|Unger, Irene -|
|Goyne, Keith -|
Submitted to: North American Agroforestry Conference
Publication Type: Abstract Only
Publication Acceptance Date: November 1, 2010
Publication Date: June 4, 2011
Citation: Unger, I.M., Goyne, K.W., Kremer, R.J., Kennedy, A.C. 2011. Microbial Community Diversity in Agroforestry and Grass Buffer Systems. In: Proceedings of 12th Annual North American Agroforestry Conference, June 4-9, 2011, Athens, Georgia. 2011 CDROM. Technical Abstract: Agroforesty and grass buffer systems have long been promoted as a soil conservation practice that yields many environmental benefits. Previous research has described the ability of buffer systems to retain nutrients, slow water flow and soil erosion, or mitigate the potentially harmful effects of excess fertilizers or pesticides. These studies focused primarily on the role of vegetation and/or soil properties in these ecosystem services.

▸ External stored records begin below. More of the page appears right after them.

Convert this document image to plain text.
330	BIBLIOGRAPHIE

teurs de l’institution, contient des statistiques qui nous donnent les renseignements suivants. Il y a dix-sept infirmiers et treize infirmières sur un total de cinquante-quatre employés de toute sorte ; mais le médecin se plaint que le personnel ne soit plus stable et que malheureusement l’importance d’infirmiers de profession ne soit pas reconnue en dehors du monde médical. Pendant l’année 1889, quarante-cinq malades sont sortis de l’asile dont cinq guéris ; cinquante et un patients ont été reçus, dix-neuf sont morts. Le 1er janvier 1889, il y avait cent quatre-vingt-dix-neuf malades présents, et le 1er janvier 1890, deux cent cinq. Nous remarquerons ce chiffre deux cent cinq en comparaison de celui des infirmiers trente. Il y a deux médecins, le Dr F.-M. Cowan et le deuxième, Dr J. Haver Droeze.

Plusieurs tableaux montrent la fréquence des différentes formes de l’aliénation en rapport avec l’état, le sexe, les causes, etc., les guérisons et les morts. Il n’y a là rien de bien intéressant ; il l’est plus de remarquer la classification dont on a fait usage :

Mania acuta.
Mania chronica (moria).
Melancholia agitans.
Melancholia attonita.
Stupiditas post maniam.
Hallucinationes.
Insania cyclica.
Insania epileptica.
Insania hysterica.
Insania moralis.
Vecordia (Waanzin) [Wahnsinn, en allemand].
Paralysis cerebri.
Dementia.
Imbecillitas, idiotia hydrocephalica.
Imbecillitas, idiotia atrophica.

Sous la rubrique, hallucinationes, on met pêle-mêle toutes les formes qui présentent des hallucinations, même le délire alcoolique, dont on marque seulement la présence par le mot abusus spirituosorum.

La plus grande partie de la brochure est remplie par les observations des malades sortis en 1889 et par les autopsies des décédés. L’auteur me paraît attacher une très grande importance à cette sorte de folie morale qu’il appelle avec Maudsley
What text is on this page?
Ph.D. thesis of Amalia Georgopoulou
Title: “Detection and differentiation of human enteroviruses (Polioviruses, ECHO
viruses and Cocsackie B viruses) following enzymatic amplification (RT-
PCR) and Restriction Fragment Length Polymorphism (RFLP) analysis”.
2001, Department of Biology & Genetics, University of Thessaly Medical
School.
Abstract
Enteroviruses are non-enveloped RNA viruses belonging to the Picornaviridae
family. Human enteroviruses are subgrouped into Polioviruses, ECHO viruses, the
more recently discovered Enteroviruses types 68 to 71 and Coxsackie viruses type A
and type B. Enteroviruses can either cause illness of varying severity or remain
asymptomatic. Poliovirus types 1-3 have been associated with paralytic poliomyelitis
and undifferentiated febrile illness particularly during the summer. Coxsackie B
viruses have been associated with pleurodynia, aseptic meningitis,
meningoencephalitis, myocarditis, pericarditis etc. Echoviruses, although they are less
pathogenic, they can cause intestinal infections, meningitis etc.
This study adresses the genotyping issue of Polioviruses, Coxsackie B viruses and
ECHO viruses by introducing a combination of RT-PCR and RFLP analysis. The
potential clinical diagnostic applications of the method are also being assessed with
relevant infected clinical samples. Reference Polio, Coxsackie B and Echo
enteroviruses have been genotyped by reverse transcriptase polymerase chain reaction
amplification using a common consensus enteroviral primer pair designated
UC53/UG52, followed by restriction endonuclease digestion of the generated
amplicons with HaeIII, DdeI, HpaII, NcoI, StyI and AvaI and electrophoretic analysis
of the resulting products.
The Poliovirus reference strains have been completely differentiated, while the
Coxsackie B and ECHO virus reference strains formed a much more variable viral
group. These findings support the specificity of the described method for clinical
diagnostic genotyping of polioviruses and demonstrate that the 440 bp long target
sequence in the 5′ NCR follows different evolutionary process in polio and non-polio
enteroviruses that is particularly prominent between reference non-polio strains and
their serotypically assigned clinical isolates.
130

Few studies have investigated the soil microbial community of buffer systems. We wished to determine potential differences in soil microbial community characteristics among agroforestry and grass buffers, and traditional cropping (i.e., soybean) systems. Soils were collected (0-10 cm depth) from agroforestry and grass buffers, and cropped areas located at the University of Missouri’s Greenley Memorial Research Center, Novelty MO (40°01’N, 92°11’W). Samples were tested for soil microbial function using Biolog ECO microplates and dehydrogenase and fluorescein diacetate hydrolysis enzyme assays. Microbial community structure was determined using phospholipid fatty acid (PLFA) analysis. Most measurements based on the ECO microplate assay (i.e., average well color development, richness, diversity and evenness) failed to show any differences in microbial community physiological characteristics. However, a principle component analysis of the substrate utilization data from the ECO microplate assay suggests that the grass buffer soil microbial community is different from the agroforestry buffer or cropping system soil microbial communities. Enzyme activities differed between the three systems, with the grass buffer system showing the greatest activity level. PLFA analysis revealed community structural differences underlying the functional differences. While there is great functional redundancy in the soil microbial community, the differences observed in this study may help explain some of the differences in buffer ecosystem services observed in other studies. Further investigations of the soil microbial community will advance our understanding of these complex agroecosystems.